Это было очень долго. Мне казалось, несколько часов, но что здесь реально значило время? Проплывали стены, контуры, намёки на боковые ответвления коридоров – а хоть какого-то изменения в видимом и происходящем не было и в помине. Я изо всех сил сопротивлялся наступавшему унынию и жажде мгновенного результата, момента, с которым кончится мой путь – порокам, которые, как я помнил, были свойственны людям внешнего мира. Я прекрасно понимал, что если поддамся этим порокам, не только шагну на тропу, недостойную чести аскета монастыря, но и непременно выкажу оплошность учителю, который считывал все мои стремления и чувства как свои собственные, а последнее стало бы истинным моим проявлением слабости. Именно проявить слабость, уже даже не сохранить какой-то образ и какое-то достоинство, смысл которых рушился вместе со смыслом новой парадигмы монастыря, – вот что было страшнее всего. Приходилось терпеть, а это тоже было неотъемлемой частью ритуала…

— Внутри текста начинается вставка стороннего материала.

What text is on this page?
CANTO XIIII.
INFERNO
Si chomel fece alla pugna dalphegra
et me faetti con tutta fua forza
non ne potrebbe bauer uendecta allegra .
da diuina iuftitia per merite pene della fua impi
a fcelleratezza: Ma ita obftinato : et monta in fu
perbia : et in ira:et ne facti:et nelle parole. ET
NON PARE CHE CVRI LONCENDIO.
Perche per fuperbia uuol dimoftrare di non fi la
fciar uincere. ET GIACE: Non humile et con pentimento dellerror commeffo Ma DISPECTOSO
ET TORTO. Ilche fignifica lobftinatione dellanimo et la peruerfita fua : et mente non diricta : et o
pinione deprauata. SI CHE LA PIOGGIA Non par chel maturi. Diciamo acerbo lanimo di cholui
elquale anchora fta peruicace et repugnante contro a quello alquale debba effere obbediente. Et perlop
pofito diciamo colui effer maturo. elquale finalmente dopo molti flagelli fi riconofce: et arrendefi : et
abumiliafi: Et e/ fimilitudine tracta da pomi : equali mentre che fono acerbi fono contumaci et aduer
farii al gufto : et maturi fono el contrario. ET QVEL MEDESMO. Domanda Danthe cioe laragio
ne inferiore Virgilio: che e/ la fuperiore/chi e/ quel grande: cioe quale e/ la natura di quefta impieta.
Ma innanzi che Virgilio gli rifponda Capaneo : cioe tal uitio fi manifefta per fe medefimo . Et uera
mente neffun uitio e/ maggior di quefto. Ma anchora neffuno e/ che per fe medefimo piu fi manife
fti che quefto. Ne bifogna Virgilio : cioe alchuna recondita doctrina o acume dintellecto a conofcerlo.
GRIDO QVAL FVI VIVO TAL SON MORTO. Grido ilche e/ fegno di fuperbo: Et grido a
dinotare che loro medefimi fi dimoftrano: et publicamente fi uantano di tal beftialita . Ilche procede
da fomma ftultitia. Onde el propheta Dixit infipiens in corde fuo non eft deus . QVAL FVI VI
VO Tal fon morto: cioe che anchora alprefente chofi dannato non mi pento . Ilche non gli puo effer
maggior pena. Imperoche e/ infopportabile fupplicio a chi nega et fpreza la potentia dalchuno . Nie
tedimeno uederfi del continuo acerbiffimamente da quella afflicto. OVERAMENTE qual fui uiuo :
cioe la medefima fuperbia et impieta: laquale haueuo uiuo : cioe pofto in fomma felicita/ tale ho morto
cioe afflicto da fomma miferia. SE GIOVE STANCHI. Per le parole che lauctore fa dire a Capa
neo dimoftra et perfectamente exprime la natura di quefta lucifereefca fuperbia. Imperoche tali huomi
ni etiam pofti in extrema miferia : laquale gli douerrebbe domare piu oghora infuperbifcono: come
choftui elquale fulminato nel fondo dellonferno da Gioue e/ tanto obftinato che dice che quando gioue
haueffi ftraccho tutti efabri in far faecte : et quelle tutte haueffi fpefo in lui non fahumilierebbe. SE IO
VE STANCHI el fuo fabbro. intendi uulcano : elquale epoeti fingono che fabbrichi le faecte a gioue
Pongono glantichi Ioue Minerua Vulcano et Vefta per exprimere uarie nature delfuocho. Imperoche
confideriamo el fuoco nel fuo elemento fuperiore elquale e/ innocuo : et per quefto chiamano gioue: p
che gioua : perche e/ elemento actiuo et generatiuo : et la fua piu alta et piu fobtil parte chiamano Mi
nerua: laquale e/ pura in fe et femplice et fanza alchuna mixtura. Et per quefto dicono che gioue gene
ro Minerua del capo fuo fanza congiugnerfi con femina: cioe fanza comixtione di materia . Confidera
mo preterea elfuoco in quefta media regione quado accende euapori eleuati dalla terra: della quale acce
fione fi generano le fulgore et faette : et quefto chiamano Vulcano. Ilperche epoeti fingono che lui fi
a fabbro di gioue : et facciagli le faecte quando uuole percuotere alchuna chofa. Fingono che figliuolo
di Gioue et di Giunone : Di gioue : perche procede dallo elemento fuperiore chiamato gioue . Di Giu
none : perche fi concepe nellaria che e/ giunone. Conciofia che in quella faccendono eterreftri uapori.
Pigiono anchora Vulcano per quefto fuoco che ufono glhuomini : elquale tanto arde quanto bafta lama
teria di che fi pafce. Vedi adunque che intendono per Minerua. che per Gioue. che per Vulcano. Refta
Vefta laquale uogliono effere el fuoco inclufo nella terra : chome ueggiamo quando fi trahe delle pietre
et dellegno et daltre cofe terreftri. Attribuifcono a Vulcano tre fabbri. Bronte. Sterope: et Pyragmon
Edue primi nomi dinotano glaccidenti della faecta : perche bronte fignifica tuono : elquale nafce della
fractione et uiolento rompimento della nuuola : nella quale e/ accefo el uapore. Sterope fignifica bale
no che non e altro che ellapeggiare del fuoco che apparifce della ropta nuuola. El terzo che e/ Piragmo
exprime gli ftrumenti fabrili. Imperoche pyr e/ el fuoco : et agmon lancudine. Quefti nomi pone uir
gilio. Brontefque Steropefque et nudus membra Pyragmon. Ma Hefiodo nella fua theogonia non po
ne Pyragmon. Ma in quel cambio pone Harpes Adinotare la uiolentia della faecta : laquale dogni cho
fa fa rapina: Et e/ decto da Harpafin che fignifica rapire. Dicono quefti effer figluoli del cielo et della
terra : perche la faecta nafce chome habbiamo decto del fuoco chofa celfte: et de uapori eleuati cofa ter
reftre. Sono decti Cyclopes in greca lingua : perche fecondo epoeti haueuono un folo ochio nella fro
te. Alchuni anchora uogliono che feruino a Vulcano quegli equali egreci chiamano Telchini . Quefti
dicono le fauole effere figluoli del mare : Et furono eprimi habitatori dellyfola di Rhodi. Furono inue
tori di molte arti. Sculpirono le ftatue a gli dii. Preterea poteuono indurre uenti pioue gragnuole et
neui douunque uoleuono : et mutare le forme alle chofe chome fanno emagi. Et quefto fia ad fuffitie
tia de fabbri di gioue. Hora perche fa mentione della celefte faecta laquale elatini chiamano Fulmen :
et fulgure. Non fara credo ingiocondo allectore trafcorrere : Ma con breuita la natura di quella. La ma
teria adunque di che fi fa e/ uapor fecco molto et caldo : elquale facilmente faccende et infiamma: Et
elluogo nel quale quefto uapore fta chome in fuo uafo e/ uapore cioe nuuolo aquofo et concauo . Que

Вдруг учитель остановился: как-то поразительно отточенным, выученным движением, без намёка на силу спонтанных обстоятельств – остановился в самом неожиданном месте, в моих глазах ничем не выделявшемся. Мгновение спустя он развернулся, толкнул стену прямо перед нами, и она открылась. «Опять потайная дверь. Мы на месте… как раньше», – как-то совсем неконтролируемо пронеслось в моей голове. Но не успел я что-либо ещё хорошенько понять в происходящем, учитель ловким движением оказался позади меня и разом толкнул меня вперёд. Мне не оставалось ничего иного, кроме как повиноваться, и я вошёл – вошёл в слепящий белый свет.
5
Сначала я оказался буквально оглушён силой, с которой изнутри горела эта комната, созданная, казалось, специально только для того, чтобы полностью лишить меня зрения. Я с силой зажмурился, но так и продолжал видеть безнадёжную белизну, без преувеличений как будто бы оказавшейся зашитой в моих глазах. Потом боль и шок поутихли и по глазницам с треском рассыпались многоцветные искорки и разлетелись маленькие чёрные мошки. Я с осторожностью освободил веки.
Я действительно был в комнате – правда, не такой белой, какой она показалась мне с первого взгляда. Это была обычная пустая комната, будто готовящаяся к ремонту, без намёка на свечение, хаотично замазанная крупными густыми пятнами белой краски, в промежутке между которыми кое-где виднелась ущербного болезненно-желтоватого цвета штукатурка и грязные серые подтёки со времени прошлого ремонта. Она словно была оставлена жильцами после переезда – а новые хозяева свои права не заявили – да так и канула вся в бездну заброшенности и безжизненности. Кроме следов разрухи и запустения, казалось, ничего здесь не было примечательного, особого, чего-то, за что можно было бы зацепиться взгляду. Может, разве только, небольшая белая люстра с таким же белым плафоном, теряющаяся на фоне общей выбеленности зримого – да и та едва дающая немного приглушённого света, примешанного к усталому, бестолковому, по правде, бесцветному мерцанию…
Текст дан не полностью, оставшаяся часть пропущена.